Ken, PJ, me and James celebrating our finish. In the end, we wound up placing 21st  - although the final place says very little about the experience we shared. Photo Kim Lyman
Ben Franklin once said "Never leave that till tomorrow what you can do today". This is the same guy who discovered electricity, so it seems as though we might give pause to what he was trying to tell us. Why wait to seek the adventure we have dreamed of since we were kids? What if after all of our waiting and planning there is no tomorrow? Are we paralyzed by the idea that we might fail or sacrifice our dignity so much that we'd rather never try? I think it is time to start listening to what he was trying to tell us. Don't waste your minutes waiting for tomorrow to present you with adventure, love or answers to life's mysteries. Go after them. And when you fail, it just means you get to try them again. Do the things that terrify you most with people who inspire you to be a better person.

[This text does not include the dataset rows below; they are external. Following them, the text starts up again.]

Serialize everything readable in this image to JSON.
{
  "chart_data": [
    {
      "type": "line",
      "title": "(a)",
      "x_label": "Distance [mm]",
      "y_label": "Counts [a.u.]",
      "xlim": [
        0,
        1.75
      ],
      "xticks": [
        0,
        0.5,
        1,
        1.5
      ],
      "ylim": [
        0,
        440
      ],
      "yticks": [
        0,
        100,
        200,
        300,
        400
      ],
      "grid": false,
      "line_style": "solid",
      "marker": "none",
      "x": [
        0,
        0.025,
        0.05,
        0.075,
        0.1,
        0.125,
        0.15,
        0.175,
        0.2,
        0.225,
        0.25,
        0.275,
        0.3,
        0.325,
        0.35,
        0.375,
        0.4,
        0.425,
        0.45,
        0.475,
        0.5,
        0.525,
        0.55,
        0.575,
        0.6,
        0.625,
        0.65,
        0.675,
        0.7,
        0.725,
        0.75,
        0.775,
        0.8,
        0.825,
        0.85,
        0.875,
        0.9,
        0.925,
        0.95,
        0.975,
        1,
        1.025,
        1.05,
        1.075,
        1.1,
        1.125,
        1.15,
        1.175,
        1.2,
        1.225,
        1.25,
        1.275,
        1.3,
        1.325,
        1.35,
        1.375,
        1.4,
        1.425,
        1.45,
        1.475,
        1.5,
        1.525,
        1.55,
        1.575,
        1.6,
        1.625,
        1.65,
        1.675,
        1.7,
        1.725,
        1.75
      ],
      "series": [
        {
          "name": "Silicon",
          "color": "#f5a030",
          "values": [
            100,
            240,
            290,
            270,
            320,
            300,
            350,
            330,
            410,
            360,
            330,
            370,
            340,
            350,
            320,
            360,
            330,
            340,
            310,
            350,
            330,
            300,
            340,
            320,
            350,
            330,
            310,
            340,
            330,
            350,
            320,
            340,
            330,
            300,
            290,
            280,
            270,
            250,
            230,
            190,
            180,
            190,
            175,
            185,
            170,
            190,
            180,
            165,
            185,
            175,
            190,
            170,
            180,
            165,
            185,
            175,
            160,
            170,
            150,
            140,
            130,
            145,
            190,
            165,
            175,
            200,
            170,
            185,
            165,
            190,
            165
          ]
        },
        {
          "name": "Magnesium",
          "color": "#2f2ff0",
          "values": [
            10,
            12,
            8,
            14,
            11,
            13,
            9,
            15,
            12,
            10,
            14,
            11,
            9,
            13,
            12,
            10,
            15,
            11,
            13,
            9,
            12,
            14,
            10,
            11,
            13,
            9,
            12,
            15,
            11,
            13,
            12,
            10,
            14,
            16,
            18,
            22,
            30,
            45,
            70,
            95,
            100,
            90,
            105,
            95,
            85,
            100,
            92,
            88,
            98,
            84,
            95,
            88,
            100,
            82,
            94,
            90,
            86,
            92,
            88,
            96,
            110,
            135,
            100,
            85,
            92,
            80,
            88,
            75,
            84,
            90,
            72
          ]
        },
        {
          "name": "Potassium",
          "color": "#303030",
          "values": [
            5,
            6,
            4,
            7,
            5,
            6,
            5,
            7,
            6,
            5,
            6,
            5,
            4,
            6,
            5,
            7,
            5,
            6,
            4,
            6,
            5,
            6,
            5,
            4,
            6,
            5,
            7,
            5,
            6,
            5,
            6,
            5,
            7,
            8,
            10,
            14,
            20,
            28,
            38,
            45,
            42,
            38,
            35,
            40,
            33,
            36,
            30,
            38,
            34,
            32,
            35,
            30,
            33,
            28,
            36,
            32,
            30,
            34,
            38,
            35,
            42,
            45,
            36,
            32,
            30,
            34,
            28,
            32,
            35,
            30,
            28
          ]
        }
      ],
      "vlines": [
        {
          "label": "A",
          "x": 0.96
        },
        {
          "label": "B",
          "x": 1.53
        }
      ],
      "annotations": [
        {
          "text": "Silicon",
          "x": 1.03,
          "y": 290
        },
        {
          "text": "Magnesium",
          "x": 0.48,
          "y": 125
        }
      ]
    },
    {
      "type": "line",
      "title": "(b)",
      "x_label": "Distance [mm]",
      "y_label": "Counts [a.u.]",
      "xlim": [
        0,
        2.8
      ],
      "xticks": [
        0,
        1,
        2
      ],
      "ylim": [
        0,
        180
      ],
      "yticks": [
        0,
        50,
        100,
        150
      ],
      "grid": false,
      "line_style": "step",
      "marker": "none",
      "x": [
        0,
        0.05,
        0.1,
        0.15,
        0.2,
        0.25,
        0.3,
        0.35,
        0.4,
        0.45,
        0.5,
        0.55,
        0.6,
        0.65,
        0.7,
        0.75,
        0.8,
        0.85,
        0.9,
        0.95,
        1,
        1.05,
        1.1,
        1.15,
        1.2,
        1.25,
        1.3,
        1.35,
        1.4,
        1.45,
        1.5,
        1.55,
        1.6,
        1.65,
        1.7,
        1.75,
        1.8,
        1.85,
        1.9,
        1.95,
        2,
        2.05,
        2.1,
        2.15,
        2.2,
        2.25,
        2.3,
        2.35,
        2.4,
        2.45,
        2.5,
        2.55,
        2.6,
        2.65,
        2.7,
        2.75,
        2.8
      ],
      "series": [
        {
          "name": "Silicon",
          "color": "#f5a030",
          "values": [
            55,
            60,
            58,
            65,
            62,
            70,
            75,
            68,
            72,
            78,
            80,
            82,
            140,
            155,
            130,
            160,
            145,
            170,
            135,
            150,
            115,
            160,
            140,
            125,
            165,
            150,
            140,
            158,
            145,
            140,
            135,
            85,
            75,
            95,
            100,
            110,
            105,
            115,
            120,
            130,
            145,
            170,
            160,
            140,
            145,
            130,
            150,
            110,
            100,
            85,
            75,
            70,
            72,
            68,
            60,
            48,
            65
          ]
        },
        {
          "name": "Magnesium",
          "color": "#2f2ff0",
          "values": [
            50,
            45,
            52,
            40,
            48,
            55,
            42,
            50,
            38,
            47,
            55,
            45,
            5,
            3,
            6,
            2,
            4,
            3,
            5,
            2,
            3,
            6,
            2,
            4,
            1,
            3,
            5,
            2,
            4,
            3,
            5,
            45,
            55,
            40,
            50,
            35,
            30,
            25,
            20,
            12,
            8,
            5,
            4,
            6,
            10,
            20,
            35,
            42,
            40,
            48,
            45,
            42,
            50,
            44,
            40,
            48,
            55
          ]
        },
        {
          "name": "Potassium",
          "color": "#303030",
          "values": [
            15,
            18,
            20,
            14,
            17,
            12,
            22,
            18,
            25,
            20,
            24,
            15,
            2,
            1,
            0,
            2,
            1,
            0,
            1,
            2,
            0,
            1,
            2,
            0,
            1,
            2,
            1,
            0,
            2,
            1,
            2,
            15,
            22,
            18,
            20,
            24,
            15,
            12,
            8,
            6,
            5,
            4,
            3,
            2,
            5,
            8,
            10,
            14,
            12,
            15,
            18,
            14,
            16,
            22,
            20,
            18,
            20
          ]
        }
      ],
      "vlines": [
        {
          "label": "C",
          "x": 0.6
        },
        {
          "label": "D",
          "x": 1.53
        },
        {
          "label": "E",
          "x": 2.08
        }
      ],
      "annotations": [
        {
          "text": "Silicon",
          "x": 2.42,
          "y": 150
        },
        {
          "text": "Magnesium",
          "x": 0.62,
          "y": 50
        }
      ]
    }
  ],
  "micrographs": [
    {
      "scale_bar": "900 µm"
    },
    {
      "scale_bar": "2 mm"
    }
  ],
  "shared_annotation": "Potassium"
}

Photo Untamed New England.

Click here for a great video put together by the race organizers of the 2014 event. It captures the race beautifully (and even captures our finish).

A special thanks to Hammer Nutrition for great fuel for this event as well as Reload Fitness and my awesome tights from Spandits!


  1. Shelley:
    I enjoyed reading your blog and over the summer would love to get your personal insights into ways it might be possible to grow Adventure Racing in the western mountains. Clearly, a race such as Untamed isn't for everyone, but what are the "entry points" into the sport?
    Would love your opinions.
    Maybe we could meet for coffee in Kingfield to discuss.

    1. Absolutely Russell, I'd love to! I am in CO for the next two weeks, but then will be available back home most any time after July 16 or so. Coffee in Kingfield sounds great. My direct email is

  2. Great job guys, making it to the finish is the greatest accomplishment. Hope to see you guys again on a race course.

    1. Thank you Alexandre! Congratulations to your team for a great job. You can count on seeing us out there again- what an awesome adventure.

  3. finally finished these blog entries about your race, shelley!!
    What a great team.
    congrats on your finish!! xoxox

    1. Thanks Jane. I have to agree, I had the best team in the world. Learned a ton this time around and am already looking forward to the next one!